By combining these strategic areas, the brand tries to sell its products and acquire customers. Every single P is connected to the others and they complement each other.
4P is not 4C
The company’s marketing strategy is a combination of these four components. It is based on the needs of the target group and the position of the brand on the market. Unlike the 4Cs, this method of strategy focuses on the manufacturer and not the customers. The following video simply explains the functioning of the 4P using the example of the McDonald’s brand.
Product
The first component of the 4Ps is the product itself that you are selling. It doesn’t matter if it’s a physical product, digital or service. From the point of view of the product, quality, packaging, overall design, execution and the benefits it brings are important.
The price
Pricing strategy depends on several factors such as production costs, market prices, competition and product quality.
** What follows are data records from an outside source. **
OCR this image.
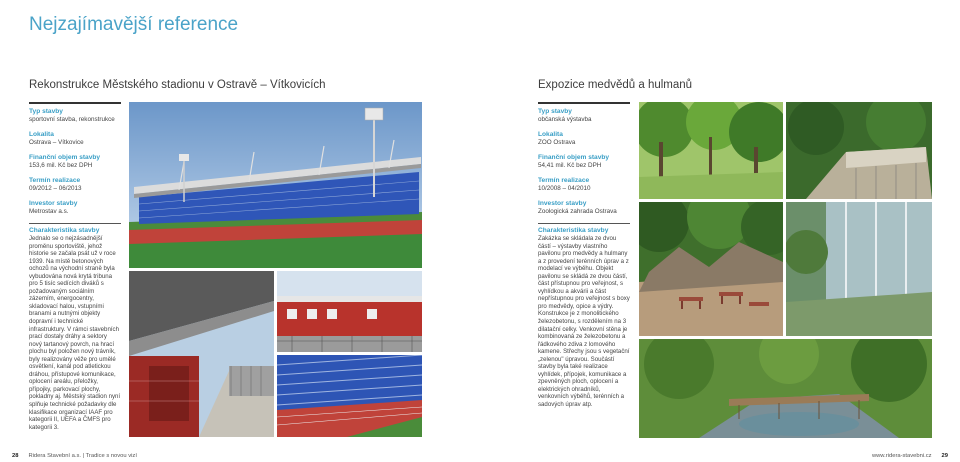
Nejzajímavější reference
Rekonstrukce Městského stadionu v Ostravě – Vítkovicích	Expozice medvědů a hulmanů
Typ stavby
sportovní stavba, rekonstrukce
Lokalita
Ostrava – Vítkovice
Finanční objem stavby
153,6 mil. Kč bez DPH
Termín realizace
09/2012 – 06/2013
Investor stavby
Metrostav a.s.
Charakteristika stavby
Jednalo se o nejzásadnější proměnu sportoviště, jehož historie se začala psát už v roce 1939. Na místě betonových ochozů na východní straně byla vybudována nová krytá tribuna pro 5 tisíc sedících diváků s požadovaným sociálním zázemím, energocentry, skladovací halou, vstupními branami a nutnými objekty dopravní i technické infrastruktury. V rámci stavebních prací dostaly dráhy a sektory nový tartanový povrch, na hrací plochu byl položen nový trávník, byly realizovány věže pro umělé osvětlení, kanál pod atletickou dráhou, přístupové komunikace, oplocení areálu, přeložky, přípojky, parkovací plochy, pokladny aj. Městský stadion nyní splňuje technické požadavky dle klasifikace organizací IAAF pro kategorii II, UEFA a ČMFS pro kategorii 3.
Typ stavby
občanská výstavba
Lokalita
ZOO Ostrava
Finanční objem stavby
54,41 mil. Kč bez DPH
Termín realizace
10/2008 – 04/2010
Investor stavby
Zoologická zahrada Ostrava
Charakteristika stavby
Zakázka se skládala ze dvou částí – výstavby vlastního pavilonu pro medvědy a hulmany a z provedení terénních úprav a z modelací ve výběhu. Objekt pavilonu se skládá ze dvou částí, část přístupnou pro veřejnost, s vyhlídkou a akvárii a část nepřístupnou pro veřejnost s boxy pro medvědy, opice a výdry. Konstrukce je z monolitického železobetonu, s rozdělením na 3 dilatační celky. Venkovní stěna je kombinovaná ze železobetonu a řádkového zdiva z lomového kamene. Střechy jsou s vegetační „zelenou" úpravou. Součástí stavby byla také realizace vyhlídek, přípojek, komunikace a zpevněných ploch, oplocení a elektrických ohradníků, venkovních výběhů, terénních a sadových úprav atp.
28 Ridera Stavební a.s. | Tradice s novou vizí	www.ridera-stavebni.cz 29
The price category includes not only the pricing of the product or service, but also discounts, time to pay the invoice, free shipping or working with customer expectations.
Distribution
The third component of the 4P marketing mix is the distribution of goods or services. Companies decide, for example, whether they will sell the product only through their e-shop or whether they will also introduce it to online marketplaces or retail chains. This includes, for example , inventory management, warehouse location, return shipping , and the like.
Promotion
Advertising represents all methods of communication through which a brand informs customers about its offer or activities. It includes classic and online advertising, PR and marketing communication budget.